Disclosure: Meeple Mountain received a free copy of this product in exchange for an honest, unbiased review. This review is not intended to be an endorsement.
TOKAN is a two-player game of capture. Each player has 15 tiles that are divided into three different types, each having a variation on a shared ability. It’s easy to teach, quick to play, and is intriguing enough to warrant multiple plays each time you open the box.
As a capture game, the goal is to have the highest stacks of pieces—with your pieces on top—when the game ends. How you go about doing so is what makes TOKAN unique.
Setup & Play
First, players choose to play either black or red. Then you’ll take all 30 tiles and place them face down on a table and mix them up. Create a 5×6 grid from the tiles, turn them over and you’re ready to play.

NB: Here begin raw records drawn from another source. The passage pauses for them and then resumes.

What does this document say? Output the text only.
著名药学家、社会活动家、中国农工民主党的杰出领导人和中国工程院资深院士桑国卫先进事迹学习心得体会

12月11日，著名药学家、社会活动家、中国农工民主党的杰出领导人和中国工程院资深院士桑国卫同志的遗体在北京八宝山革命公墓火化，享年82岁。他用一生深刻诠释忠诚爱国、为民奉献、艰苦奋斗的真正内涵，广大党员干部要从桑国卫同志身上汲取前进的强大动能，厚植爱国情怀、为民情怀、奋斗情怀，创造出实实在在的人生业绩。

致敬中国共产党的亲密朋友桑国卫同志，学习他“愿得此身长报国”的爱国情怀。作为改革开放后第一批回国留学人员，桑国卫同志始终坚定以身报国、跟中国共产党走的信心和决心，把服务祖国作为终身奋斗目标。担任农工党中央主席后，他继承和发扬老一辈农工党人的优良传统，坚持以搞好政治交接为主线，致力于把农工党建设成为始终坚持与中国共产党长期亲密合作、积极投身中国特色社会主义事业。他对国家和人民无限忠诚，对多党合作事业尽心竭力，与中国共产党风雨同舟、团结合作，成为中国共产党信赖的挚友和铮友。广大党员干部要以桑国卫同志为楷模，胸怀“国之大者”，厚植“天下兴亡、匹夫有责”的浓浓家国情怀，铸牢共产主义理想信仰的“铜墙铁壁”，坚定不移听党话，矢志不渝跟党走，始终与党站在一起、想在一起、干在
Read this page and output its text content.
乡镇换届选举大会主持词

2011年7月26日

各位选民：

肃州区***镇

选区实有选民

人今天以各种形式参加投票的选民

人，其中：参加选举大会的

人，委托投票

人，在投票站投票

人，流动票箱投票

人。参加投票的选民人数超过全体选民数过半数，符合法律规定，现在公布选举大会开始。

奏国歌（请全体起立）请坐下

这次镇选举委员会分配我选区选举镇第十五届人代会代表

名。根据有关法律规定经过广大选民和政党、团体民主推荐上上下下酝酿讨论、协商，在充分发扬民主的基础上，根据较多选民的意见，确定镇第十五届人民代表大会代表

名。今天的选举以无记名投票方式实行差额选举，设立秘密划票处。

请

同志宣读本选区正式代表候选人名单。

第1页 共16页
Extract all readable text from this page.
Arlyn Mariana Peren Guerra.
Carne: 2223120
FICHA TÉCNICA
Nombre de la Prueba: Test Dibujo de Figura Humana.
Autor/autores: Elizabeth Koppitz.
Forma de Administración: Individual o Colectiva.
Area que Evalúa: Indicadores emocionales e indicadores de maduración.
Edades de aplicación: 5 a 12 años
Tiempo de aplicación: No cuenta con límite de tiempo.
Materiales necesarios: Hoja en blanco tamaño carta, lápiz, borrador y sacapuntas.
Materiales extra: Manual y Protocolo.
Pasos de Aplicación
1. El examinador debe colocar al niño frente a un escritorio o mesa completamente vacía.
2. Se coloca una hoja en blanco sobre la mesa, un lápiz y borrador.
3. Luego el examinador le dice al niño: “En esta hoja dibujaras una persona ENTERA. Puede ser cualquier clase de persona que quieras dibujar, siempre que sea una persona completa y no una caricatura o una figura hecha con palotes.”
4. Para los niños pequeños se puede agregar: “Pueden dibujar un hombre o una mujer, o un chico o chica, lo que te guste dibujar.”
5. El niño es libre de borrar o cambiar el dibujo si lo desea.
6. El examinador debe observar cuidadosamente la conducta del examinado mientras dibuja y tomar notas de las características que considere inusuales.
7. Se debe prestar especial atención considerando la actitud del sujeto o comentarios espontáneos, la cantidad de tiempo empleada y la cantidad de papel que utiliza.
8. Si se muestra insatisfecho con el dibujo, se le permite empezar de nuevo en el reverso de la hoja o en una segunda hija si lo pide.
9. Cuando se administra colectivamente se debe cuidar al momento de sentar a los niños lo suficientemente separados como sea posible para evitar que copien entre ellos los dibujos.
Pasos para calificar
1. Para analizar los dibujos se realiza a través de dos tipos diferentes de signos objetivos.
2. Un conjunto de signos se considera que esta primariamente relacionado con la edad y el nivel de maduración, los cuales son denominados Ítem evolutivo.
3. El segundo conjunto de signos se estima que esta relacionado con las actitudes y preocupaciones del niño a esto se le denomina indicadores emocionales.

On a turn, you’ll move one of your animal tiles orthogonally and place it on top of another animal. You’d like to capture your opponent’s animals, but you can place a tile on top of a pile of your own pieces. (This can come in handy at the end of the game.)
Each player’s tiles consist of 3 Mice, 7 Jackals, and 5 Lions. Mice can only move on top of a tile adjacent to it; when they move, they cannot carry any tiles with them. Jackals move exactly two tiles away and can carry one tile underneath them. Lions must move three tiles and may carry two tiles with them.
There are only two other rules:
- When a piece moves, it must end up at least one level higher than the level it started on.
- After a piece moves, the remainder of the connected row or column of tiles left behind all move in the same direction to fill in the now empty space.
The first rule doesn’t require much explanation, but the second one may. As you play, the board will appear to collapse into itself as rows and columns follow
As the board squeezes into itself, you’ll need to keep a close eye on your pieces as well as those of your opponent. If you capture that piece, how many of your pieces can respond when that piece is captured on the next turn? Maybe it’s better to wait and hope a row or column condenses and improves your chances to make the final capture.
Once neither player can move, the game ends. Players stack their captured stacks—single tiles are not counted—and the one with the most pieces wins.
Thoughts
As easy as it is to teach TOKAN, the combination of carrying tiles based on the animal shown and the way the board constricts makes for some thinky gameplay. Add to that the rule that you score nothing for single tiles, and you quickly realize that your endgame—which comes far more quickly than you might imagine—strategy needs to start right after your first few moves.
TOKAN has what I like in a small box abstract: good quality pieces that are both decorative and functional, an easy-to-understand concept, and enough tweaks to make for a fun and interesting game.
If you’re looking for a fun game that travels well, a new game for a session of shorter abstracts, or just a solid game to play with your partner and/or kids, give TOKAN a look. It’s a keeper.